As for Redshift, they are implementing soon (or have already implemented) the following improvements:
- New Data Type of Timestampz – Timestamp with timezone
- New Encode Type of Zstandard (ZSTD) – They are seeing improvements of up to 30% compared to LZO, which is impressive.
- IAM Authentication – Map users in Redshift to an IM user (allowing single sign on)
- Auto Vacuum – Reclaims space and sorts when Redshift clusters are idle
- Redshift Spectrum – Run SQL queries directly against data in S3 (files can be CSV, TSV, Parquet, Sequence, RCFile, and JSON). Allows you to query data in Redshift, joining it with files on S3 (unstructured files that you don’t have to load, or transform any of the data), using the same SQL syntax as you do in Redshift.
- They gave an example of running a query using data in Redshift and joining to a file on S3 that was an ectobyte in size, and it provided results in under 3 minutes.
Final Thought
I’m reformed. I can see the value of cloud data management. It isn’t always the right solution, but there are many cases where cloud computing can provide huge cost savings and advantages to on-premise. You’ll need to evaluate each scenario and determine what’s best.

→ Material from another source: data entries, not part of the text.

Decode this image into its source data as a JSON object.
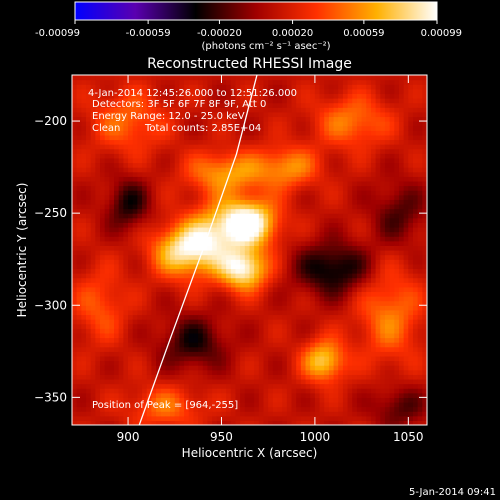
{
  "chart_data": {
    "type": "heatmap",
    "title": "Reconstructed RHESSI Image",
    "xlabel": "Heliocentric X (arcsec)",
    "ylabel": "Heliocentric Y (arcsec)",
    "xlim": [
      870,
      1060
    ],
    "ylim": [
      -365,
      -175
    ],
    "x_ticks": [
      900,
      950,
      1000,
      1050
    ],
    "y_ticks": [
      -350,
      -300,
      -250,
      -200
    ],
    "x_tick_labels": [
      "900",
      "950",
      "1000",
      "1050"
    ],
    "y_tick_labels": [
      "−350",
      "−300",
      "−250",
      "−200"
    ],
    "colorbar": {
      "min": -0.00099,
      "max": 0.00099,
      "ticks": [
        -0.00099,
        -0.00059,
        -0.0002,
        0.0002,
        0.00059,
        0.00099
      ],
      "tick_labels": [
        "-0.00099",
        "-0.00059",
        "-0.00020",
        "0.00020",
        "0.00059",
        "0.00099"
      ],
      "unit_label": "(photons cm⁻² s⁻¹ asec⁻²)",
      "colors": [
        "#0000ff",
        "#5a00b0",
        "#000000",
        "#a00000",
        "#ff3000",
        "#ffb000",
        "#ffffff"
      ]
    },
    "info": {
      "time_range": "4-Jan-2014 12:45:26.000 to 12:51:26.000",
      "detectors": "Detectors: 3F 5F 6F 7F 8F 9F, Att 0",
      "energy": "Energy Range: 12.0 - 25.0 keV",
      "clean": "Clean",
      "counts": "Total counts: 2.85E+04",
      "peak": "Position of Peak = [964,-255]"
    },
    "sources": [
      {
        "x": 964,
        "y": -255,
        "value": 0.00099,
        "sx": 11,
        "sy": 9
      },
      {
        "x": 962,
        "y": -280,
        "value": 0.00085,
        "sx": 9,
        "sy": 8
      },
      {
        "x": 930,
        "y": -270,
        "value": 0.00075,
        "sx": 12,
        "sy": 10
      },
      {
        "x": 945,
        "y": -262,
        "value": 0.00045,
        "sx": 10,
        "sy": 12
      },
      {
        "x": 952,
        "y": -228,
        "value": 0.0005,
        "sx": 14,
        "sy": 8
      },
      {
        "x": 985,
        "y": -225,
        "value": 0.00045,
        "sx": 12,
        "sy": 8
      },
      {
        "x": 1005,
        "y": -330,
        "value": 0.00065,
        "sx": 8,
        "sy": 8
      },
      {
        "x": 1040,
        "y": -305,
        "value": 0.0004,
        "sx": 12,
        "sy": 18
      },
      {
        "x": 1020,
        "y": -200,
        "value": 0.0004,
        "sx": 14,
        "sy": 10
      },
      {
        "x": 900,
        "y": -200,
        "value": 0.00035,
        "sx": 14,
        "sy": 12
      },
      {
        "x": 885,
        "y": -300,
        "value": 0.0003,
        "sx": 10,
        "sy": 14
      },
      {
        "x": 920,
        "y": -355,
        "value": 0.00035,
        "sx": 14,
        "sy": 8
      },
      {
        "x": 1010,
        "y": -280,
        "value": -0.0005,
        "sx": 14,
        "sy": 10
      },
      {
        "x": 900,
        "y": -245,
        "value": -0.0004,
        "sx": 8,
        "sy": 10
      },
      {
        "x": 935,
        "y": -320,
        "value": -0.0004,
        "sx": 12,
        "sy": 10
      },
      {
        "x": 1045,
        "y": -355,
        "value": -0.0003,
        "sx": 10,
        "sy": 8
      },
      {
        "x": 1045,
        "y": -250,
        "value": -0.0003,
        "sx": 10,
        "sy": 12
      }
    ],
    "limb_line": [
      [
        906,
        -365
      ],
      [
        923,
        -317
      ],
      [
        940,
        -270
      ],
      [
        958,
        -218
      ],
      [
        969,
        -175
      ]
    ]
  },
  "footer": {
    "date": "5-Jan-2014 09:41"
  }
}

Considerations | Database | EC2 | Lambda |
Need servers but don’t want to purchase and maintain hardware | Y | Y | Y |
Don’t have the headcount or skill set to manage servers, hardware, and software patches/upgrade | Y | Y | Y |
Flexible computing needs, ability to increase or decrease based on needs | Y | Y | Y |
Ability save money by spin up and turn off instances when needed (e.g. Test and QA systems) | Y | Y | |
Don’t have a dedicated DBA to manage administrative functions such as backups, snapshots, etc. | Y | ||
Need a highly available, secure, multi-zone failover system but don’t have the time/resources to implement | Y | Y | |
Don’t have the resources to run application, or don’t want to purchase hardware required | Y |
I think the biggest win is for small to medium size companies that can take advantage of getting a completely compliant and fully supported IT environment for a fraction of the cost of implementing on their own, freeing up resources and money to focus on other opportunities. Like deeper analysis that leads to customer insights and product/service innovations.
So, I request that the Rolling Stones revise their song to “Hey! You! Get Onto the Cloud!” But I’m still not a fan of the Rolling Stones; frankly, I can’t get no satisfaction.